Au cours du premier épisode de la Covid-19, la Commission européenne avait été visée pour son inaction et son inconsistance en matière de solidarité. Lors du Conseil européen ( virtuel ) du 29 octobre c’est tout naturellement que la seconde vague de la pandémie s’est retrouvée au centre des débats.

Pour éviter un nouveau procès en « je m’en foutisme » des 27, Ursula von der Leyen, présidente de la Commission, a dû multiplier les annonces pour prévenir tout repli nationaliste des États. La cheffe de l’exécutif européen s’est aussi félicitée de la mobilisation de 220 millions d’euros, en vue de soutenir le transfert transfrontalier de patients en cas de saturation d’hôpital pour un État membre.


Un effort bien maigre en rapport au prix élevé que les politiques d’austérité imposées par Bruxelles depuis plus de dix ans, coûtent à la majeure partie des pays de l’Union. De la Belgique à l’Espagne en passant par l’Italie et l’Allemagne, petit tour d’Europe de l’état de santé inquiétant des systèmes médicaux de nos voisins européens.


EN ESPAGNE, L’AUSTÉRITÉ A RENDU LE MUR DU COVID-19 PLUS DUR À FRANCHIR

Personnel exténué, conditions de travail détériorées, centres médicaux surchargés, matériel manquant : le Covid-19 met en lumière les faiblesses du système de santé espagnol, poussé vers l’abîme depuis la crise économique de 2008. Les professionnels de santé n’ont pourtant cessé de tirer la sonnette d’alarme au fil des années, sans être entendus.


Poussée par l’UE à réduire ses dépenses, l’Espagne a en effet affaibli son système de santé et en paie aujourd’hui les conséquences.
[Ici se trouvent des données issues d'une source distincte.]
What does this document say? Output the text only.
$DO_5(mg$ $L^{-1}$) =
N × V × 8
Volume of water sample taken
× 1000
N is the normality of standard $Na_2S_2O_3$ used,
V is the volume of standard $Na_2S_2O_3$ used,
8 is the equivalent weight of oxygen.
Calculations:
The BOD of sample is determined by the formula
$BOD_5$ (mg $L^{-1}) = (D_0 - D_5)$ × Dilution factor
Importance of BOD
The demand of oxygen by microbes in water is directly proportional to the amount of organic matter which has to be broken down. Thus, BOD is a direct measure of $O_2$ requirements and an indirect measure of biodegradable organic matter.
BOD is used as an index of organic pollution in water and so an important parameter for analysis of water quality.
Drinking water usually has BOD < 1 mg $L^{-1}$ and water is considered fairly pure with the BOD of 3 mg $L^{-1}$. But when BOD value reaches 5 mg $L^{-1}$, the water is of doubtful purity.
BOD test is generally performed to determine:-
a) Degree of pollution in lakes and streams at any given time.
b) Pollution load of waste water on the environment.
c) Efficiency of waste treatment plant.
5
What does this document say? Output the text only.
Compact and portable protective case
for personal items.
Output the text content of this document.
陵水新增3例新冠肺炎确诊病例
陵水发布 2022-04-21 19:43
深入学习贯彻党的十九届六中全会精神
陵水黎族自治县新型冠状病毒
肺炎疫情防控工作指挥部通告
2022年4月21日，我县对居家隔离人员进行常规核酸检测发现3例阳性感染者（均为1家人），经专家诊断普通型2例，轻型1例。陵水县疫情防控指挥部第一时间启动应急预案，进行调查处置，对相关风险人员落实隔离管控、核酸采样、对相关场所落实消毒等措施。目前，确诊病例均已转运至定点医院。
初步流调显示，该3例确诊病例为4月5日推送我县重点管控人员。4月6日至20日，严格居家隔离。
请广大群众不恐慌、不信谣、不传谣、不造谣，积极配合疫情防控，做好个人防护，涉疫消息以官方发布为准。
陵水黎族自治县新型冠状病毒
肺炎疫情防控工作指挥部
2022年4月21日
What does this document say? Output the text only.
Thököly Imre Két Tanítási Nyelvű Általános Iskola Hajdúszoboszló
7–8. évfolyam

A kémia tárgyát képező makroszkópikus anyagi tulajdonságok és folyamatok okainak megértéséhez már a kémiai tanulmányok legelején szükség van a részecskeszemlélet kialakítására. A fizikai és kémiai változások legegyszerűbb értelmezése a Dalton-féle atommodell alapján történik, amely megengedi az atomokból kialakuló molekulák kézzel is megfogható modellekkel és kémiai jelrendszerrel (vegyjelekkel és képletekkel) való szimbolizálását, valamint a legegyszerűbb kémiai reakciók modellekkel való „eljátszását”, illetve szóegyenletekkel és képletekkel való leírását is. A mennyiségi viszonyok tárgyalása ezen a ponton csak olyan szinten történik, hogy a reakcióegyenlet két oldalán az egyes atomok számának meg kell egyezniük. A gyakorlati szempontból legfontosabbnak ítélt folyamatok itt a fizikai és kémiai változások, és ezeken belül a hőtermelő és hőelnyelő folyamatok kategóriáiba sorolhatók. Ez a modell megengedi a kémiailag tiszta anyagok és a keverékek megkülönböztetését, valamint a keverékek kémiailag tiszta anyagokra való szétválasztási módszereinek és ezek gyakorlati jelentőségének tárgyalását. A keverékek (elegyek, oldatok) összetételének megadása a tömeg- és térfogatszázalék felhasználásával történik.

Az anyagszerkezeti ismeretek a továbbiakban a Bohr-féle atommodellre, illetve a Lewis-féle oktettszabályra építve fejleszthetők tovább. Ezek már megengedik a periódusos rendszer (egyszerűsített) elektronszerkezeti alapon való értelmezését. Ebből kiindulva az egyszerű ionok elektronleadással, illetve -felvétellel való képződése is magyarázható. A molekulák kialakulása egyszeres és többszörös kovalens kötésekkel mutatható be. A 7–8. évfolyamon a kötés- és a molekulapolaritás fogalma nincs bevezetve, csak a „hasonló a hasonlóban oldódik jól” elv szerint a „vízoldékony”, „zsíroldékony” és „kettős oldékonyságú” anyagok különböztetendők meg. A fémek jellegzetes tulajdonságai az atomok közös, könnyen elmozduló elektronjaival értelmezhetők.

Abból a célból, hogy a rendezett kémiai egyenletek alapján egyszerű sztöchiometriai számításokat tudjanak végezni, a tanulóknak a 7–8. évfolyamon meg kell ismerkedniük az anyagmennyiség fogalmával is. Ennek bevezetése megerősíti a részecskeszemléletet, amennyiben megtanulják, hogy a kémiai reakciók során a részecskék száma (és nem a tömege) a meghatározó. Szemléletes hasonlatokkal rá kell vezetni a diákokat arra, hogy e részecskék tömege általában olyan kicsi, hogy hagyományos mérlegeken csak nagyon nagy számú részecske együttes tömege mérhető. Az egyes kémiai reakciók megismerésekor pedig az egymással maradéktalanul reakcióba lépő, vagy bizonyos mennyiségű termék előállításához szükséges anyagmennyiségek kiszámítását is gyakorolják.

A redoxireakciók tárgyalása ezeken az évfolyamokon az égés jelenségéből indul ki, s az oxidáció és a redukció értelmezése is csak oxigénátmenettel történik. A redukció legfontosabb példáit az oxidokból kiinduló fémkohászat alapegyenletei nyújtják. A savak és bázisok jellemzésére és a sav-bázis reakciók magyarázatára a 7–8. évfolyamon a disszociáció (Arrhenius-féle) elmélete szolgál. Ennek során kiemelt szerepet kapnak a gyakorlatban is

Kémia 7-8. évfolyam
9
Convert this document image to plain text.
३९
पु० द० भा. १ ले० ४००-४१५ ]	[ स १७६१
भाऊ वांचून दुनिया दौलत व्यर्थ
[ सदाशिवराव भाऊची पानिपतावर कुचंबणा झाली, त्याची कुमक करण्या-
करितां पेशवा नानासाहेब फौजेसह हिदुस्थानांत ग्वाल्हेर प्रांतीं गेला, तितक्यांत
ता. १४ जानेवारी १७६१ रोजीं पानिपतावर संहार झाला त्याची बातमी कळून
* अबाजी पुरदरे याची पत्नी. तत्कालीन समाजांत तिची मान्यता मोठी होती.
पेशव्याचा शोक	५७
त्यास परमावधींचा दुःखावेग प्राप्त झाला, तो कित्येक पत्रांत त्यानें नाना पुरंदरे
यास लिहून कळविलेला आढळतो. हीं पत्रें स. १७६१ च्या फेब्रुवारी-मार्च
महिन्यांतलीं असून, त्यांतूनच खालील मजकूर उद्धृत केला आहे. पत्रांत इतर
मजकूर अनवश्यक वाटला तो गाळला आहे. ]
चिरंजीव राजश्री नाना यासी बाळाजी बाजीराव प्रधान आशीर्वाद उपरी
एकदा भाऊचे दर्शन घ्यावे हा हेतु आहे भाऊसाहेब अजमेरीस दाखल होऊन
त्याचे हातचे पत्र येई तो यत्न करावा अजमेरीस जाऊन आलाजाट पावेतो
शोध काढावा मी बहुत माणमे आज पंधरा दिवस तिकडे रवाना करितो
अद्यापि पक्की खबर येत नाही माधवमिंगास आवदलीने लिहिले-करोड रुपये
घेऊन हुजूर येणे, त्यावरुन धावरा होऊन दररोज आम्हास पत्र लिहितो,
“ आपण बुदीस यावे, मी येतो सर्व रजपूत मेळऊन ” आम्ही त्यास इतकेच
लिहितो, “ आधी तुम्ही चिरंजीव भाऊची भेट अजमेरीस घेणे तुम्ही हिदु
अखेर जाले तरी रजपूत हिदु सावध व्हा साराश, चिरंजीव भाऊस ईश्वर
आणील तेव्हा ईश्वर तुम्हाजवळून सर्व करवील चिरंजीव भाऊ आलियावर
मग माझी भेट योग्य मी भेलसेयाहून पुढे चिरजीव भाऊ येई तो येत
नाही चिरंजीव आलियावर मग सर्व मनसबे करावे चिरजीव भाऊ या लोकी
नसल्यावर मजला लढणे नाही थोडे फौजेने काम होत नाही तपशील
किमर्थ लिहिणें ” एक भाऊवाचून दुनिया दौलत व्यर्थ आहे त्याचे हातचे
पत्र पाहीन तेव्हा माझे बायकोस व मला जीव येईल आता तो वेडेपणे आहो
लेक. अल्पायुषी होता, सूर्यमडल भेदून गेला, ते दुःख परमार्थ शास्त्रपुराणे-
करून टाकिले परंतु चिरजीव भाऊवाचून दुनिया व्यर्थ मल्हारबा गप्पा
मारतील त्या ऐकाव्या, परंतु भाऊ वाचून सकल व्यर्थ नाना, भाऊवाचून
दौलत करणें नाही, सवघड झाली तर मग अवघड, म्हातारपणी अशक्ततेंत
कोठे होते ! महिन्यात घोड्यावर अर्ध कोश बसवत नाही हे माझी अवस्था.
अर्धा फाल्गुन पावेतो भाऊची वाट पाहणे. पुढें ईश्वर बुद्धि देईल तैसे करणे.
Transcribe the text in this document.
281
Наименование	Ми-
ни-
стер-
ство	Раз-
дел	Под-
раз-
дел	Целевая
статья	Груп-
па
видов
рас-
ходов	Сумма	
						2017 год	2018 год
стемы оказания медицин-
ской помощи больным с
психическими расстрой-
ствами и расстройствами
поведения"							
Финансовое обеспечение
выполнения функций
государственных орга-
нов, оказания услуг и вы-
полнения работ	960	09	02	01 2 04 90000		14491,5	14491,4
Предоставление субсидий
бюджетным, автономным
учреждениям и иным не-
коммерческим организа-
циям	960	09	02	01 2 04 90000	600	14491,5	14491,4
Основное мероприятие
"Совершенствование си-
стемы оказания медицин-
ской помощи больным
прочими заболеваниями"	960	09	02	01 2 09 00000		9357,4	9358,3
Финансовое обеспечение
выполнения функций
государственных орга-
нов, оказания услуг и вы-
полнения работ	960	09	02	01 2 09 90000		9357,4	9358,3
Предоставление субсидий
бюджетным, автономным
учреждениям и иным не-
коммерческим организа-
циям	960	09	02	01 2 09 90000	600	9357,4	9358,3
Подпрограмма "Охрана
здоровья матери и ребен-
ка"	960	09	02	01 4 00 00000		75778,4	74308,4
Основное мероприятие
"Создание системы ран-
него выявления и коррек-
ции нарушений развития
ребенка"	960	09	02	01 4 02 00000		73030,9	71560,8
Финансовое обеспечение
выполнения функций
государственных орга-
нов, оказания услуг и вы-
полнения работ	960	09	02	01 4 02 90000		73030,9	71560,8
Amnesty International nomme cela la « décennie perdue », notant que si le PIB a augmenté de 8,6 % entre 2009 et 2018, les dépenses publiques de santé ont chuté de 11,21 %. L’Espagne consacre seulement 8,9 % de sa richesse à la santé. La dépense par habitant est de 2 371 euros, 15 % de moins que la moyenne de l’UE. Dès 2018, l’organisation dénonçait : « Les mesures d'austérité ont détérioré l'accessibilité et la qualité des soins », impactant particulièrement les personnes « à faible revenu, atteintes de maladies chroniques, handicapées, âgées ». Celles qui sont les plus exposées au Covid-19.


Aujourd’hui, ce n’est pas sans un certain cynisme que cette même Commission européenne demande à l’Espagne d’investir dans la santé pour réparer les « problèmes structurels » révélés par l’épidémie. Le pays souffre d’un « manque d'investissement dans les infrastructures, le recrutement et les conditions de travail du personnel ». L’UE se mord la queue, complice des maux qu'elles dénoncent puisque c'est elle qui a pressé les différents gouvernements espagnols à prendre les mesures d’austérité qui ont mis en péril le système de santé. Un système qui a dû « s’adapter à la crise économique et accroître son efficacité », comme disait Bruxelles en 2017. On constate aujourd’hui les dégâts de cette « efficacité ».


EN ITALIE, DEPUIS 2009, UNE SAIGNÉE FATALE POUR LES PATIENTS COMME POUR LE PERSONNEL

Pour diminuer la dette publique italienne - la deuxième plus élevée de la zone euro après la Grèce - les gouvernements qui se sont succédé à la tête du pays n’y sont pas allés de main morte ces dix dernières années. D’après un rapport publié fin 2019 par l’institut de recherches Gimbe, ce sont quelque 37 milliards d’euros de ressources destinées à la Santé qui ont été coupées ! La dépense sanitaire italienne ajoute ce rapport, représente 6,6 % du PIB, soit trois points de moins que la France et l’Allemagne.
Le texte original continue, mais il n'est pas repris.